Large Artist Sketchbook 2020: What of Them

You may know that in addition to my artwork I also write poetry (posted on my blog Claudia McGill Writes Poetry, Did You Know That?). For the next several months I will be posting here a combined art/poetry project, Large Artist Sketchbook 2020.

I fill up sketchbooks with all kinds of art. Some contain images only and some of them I use the images as inspiration for poetry. In these books the image is on one page of the spread and the poetry on the other. This book is set up in this manner.

I’ll show you the image and then add the poem that goes with it. See what you think.

What of Them

Am I safe
even in my own home
Do I dare turn the corner and confront
What? in which room in what hour

Can I trust the floor joists
to hold down the basement?
Do I believe the light bulb
will always obey the switch?
Is the water heater
standing in the corner
truly stolid, maybe,
indifferent, maybe – as it seems
but who can know? Who can know?

The slouching chair edging out of the corner
The dust-laden fading yellow rug
The faces that bloom on the vine
too lush too lurid too luxuriant
scratching at the window glass –
What do they want from me?

The eyes
in the house across the street
What can they see?
What have they seen?

2/6/20
Large Artist Sketchbook 2020 Image 1

21 thoughts on “Large Artist Sketchbook 2020: What of Them

  1. Nancy Bell Scott

    Wow. This reads like I have felt for much of the pandemic — yet you wrote it before the pandemic really changed our lives. So interesting! And I love the concept of floor joists holding down the basement.

    1. Claudia McGill Post author

      Thank you. I have been struck over and over, since I put the poems on the blog long after they are written, how they still seem to fit the moment, or have something to say about things that happened after the writing. I really wonder why this happens. My past self speaking to my current one? I guess things go in cycles or repeat and nothing is new, but just wearing a new outfit, maybe? Anyway, I have felt constricted here at home and that is unusual, as in the past I found it a refuge. IWe need balance, I guess. And all bad things are kept in the basement, aren’t they (if we believe scary movies)…

      1. Nancy Bell Scott

        If home usually was a refuge for you, it really seems something in you was anticipating this big change, as if you saw ahead or sensed it was coming. Home is most definitely a refuge/haven to me, always was, and I love it — for the past several years even more so since I don’t go out much. It has been an odd switch to be fearful while at home.

        1. Claudia McGill Post author

          Yes, I felt it too. Home as something constricting – the idea has never ocurred to me until recently. And not even so much for myself, though I do feel it, but I see around me examples of people who have not left home for say, weeks or months, because of their fears, and I wonder how they can maintain their equilibirum. Home must surely be a prison in those cases, I feel.

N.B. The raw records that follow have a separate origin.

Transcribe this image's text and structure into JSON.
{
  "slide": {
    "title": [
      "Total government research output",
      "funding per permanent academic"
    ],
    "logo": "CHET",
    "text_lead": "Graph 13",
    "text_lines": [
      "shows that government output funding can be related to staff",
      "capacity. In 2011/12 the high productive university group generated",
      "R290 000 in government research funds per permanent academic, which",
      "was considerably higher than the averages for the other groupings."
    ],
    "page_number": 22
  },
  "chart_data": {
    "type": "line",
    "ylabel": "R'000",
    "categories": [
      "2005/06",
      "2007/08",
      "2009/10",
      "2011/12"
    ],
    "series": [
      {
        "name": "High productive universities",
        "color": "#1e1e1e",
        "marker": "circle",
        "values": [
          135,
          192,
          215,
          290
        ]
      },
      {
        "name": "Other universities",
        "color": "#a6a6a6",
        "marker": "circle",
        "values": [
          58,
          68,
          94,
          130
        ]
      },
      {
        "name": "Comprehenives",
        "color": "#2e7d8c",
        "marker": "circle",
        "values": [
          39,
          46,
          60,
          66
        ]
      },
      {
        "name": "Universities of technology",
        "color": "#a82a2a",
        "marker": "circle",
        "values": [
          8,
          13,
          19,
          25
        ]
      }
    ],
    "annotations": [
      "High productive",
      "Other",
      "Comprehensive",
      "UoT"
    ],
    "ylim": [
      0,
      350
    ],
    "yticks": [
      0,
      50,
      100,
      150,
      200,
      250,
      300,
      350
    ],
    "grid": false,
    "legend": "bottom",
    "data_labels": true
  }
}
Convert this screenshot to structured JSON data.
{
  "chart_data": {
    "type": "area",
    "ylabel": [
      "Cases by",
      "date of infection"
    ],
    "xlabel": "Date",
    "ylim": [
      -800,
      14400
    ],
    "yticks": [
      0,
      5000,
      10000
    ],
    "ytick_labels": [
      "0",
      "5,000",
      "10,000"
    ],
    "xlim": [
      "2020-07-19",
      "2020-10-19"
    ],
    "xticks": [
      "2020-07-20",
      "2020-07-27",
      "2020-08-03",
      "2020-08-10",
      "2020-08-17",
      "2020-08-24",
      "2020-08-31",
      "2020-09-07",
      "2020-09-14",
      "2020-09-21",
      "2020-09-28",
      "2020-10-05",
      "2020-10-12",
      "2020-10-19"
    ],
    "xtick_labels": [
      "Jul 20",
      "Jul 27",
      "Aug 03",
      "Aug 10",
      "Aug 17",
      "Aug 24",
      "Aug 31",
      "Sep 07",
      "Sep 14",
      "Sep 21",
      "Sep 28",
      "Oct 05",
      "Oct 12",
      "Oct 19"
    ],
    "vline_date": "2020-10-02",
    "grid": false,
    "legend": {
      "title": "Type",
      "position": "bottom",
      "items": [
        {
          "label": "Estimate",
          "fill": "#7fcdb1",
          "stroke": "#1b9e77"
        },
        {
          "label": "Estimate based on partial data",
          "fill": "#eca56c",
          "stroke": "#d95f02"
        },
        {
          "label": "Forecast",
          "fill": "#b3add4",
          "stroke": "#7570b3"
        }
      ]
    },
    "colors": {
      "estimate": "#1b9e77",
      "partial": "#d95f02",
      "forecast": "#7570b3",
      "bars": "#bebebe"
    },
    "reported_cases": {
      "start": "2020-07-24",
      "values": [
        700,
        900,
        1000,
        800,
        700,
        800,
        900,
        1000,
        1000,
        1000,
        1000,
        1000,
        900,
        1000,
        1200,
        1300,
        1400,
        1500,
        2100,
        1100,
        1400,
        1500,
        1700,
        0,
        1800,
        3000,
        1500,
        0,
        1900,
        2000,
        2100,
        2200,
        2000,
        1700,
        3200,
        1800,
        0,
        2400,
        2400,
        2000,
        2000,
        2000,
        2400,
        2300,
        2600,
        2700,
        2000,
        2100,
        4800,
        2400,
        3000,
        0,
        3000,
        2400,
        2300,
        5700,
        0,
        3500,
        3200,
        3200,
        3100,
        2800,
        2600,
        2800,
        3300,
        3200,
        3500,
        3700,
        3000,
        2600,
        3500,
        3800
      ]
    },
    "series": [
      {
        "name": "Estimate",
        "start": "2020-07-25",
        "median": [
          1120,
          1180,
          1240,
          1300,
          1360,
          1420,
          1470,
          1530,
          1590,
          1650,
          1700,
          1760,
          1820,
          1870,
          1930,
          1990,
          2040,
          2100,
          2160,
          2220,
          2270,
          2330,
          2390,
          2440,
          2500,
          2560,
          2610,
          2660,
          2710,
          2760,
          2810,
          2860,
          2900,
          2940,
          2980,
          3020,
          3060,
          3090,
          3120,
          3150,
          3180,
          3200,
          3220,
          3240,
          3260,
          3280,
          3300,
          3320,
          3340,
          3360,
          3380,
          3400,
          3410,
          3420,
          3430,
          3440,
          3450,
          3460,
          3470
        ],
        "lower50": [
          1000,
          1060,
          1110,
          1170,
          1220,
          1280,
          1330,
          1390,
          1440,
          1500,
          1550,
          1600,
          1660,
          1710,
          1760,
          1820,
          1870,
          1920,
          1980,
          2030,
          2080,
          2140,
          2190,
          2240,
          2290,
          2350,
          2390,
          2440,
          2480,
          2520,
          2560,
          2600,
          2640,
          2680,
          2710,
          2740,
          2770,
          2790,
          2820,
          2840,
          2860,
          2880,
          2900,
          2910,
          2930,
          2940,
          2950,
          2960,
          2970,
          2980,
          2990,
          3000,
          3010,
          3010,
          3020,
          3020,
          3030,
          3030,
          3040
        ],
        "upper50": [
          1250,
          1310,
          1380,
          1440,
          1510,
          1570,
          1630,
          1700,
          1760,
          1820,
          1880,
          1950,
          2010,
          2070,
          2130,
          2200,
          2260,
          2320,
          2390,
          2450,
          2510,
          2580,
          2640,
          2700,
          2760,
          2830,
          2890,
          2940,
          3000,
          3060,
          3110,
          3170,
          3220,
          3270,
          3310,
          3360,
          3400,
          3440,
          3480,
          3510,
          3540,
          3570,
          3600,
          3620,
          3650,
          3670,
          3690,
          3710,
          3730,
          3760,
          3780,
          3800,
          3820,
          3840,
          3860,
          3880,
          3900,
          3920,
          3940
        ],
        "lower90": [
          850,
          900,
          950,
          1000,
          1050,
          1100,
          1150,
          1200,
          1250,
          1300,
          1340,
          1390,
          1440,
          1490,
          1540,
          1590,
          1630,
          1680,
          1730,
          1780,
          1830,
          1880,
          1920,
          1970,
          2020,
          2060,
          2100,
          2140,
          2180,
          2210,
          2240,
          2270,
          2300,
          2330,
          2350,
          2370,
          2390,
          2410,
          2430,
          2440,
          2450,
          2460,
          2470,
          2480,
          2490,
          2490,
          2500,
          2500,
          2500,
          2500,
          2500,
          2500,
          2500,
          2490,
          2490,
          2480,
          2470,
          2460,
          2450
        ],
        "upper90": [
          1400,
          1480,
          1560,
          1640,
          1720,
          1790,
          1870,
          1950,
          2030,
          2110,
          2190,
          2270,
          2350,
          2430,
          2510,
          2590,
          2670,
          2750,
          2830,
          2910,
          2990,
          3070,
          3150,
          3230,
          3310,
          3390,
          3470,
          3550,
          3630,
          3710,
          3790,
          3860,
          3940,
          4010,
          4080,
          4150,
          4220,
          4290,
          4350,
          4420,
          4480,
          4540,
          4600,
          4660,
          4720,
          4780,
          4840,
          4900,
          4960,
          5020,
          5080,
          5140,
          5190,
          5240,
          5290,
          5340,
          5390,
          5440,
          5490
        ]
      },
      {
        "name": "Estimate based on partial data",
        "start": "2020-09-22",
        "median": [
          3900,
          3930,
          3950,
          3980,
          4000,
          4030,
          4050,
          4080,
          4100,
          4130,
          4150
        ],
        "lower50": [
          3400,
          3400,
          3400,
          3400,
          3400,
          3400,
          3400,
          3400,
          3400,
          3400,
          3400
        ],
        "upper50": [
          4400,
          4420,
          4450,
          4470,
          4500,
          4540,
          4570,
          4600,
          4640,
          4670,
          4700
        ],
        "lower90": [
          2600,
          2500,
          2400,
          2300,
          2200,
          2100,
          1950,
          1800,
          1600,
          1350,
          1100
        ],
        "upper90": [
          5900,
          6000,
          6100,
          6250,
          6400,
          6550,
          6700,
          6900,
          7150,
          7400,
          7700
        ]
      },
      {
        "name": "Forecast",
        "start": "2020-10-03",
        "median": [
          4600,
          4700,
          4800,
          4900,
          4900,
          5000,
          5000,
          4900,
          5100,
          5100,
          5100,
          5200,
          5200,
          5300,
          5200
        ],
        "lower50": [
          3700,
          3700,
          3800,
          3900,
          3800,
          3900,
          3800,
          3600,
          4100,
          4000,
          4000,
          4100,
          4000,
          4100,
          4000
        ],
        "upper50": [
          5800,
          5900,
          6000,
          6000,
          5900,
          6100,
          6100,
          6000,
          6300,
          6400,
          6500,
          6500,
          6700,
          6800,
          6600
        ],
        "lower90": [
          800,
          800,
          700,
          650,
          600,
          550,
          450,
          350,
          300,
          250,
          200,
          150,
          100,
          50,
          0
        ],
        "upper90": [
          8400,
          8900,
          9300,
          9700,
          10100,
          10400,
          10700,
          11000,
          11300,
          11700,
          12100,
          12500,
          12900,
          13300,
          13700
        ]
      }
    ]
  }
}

    1. Claudia McGill Post author

      The picture prompted this line (I drew elements of my own basement, which is a harmless place, under depictions of a library seating area) but once it came to me, I realized I had been thinking about things that you need to keep packed away and then what if the thoughts get out? Not good. We need our floors to keep the basement secure. Plus, as you know, in every scary movie, the bad frightening things are in the basement (if not in the attic).

      1. lifelessons

        Yes.. I intuited all of that, which is why it’s such a good line–plus such a twist on what we expect you to say, which is the obvious.

  2. JosieHolford

    Whoa! Great homebound paranoia here. Yes – I too liked the “Can I trust the floor joists” had me thinking:
    “Can I trust the walls? Do they seem a little closer today?
    And the cat. Why is she looking at me like that when I am only screaming to drown out the chimney?

    1. Claudia McGill Post author

      Yes. Sometimes home can feel strangling, or to expand it, maybe the everyday life suddenly turns sinister? And why? What sets that off? It interests me.

    1. Claudia McGill Post author

      Yes. Everything is sentient in my world. Pictured or in my everyday life, I tend to think pretty much everything has a bit of a spirit or personality to it.

  3. Laura (PA Pict)

    You are so deft at imbuing houses and furniture with personality and I like that, in this case, the personality might be threatening, intimidating, and sinister.

    1. Claudia McGill Post author

      I love doing houses and furniture, as you know, and every place is not a nice place, as we also know! I believe each place has a spirit, and like a person, if you do a portrait, you will pick up some of it, be it sofa, house, whatever.

  4. memadtwo

    Paralyzed. Imprisoned. You are right about how our relationships to where we live have changed. I’m thinking especially of those who now have the office and classroom occupying a home that was formerly a refuge from both. I myself am glad to be starting a new relationship where I can go in and out without fear. (K)

      1. memadtwo

        I was thinking today–even though New Yorkers are not giving up their masks, things do seem to be normalizing. People are out doing things again.

        1. Claudia McGill Post author

          Same here. Traffic is just crazy on the roads. And shopping. I was at a garden center yesterday at about noon and the place was packed. Not like that pre-pandemic, guess people have more daytime time on weekdays now.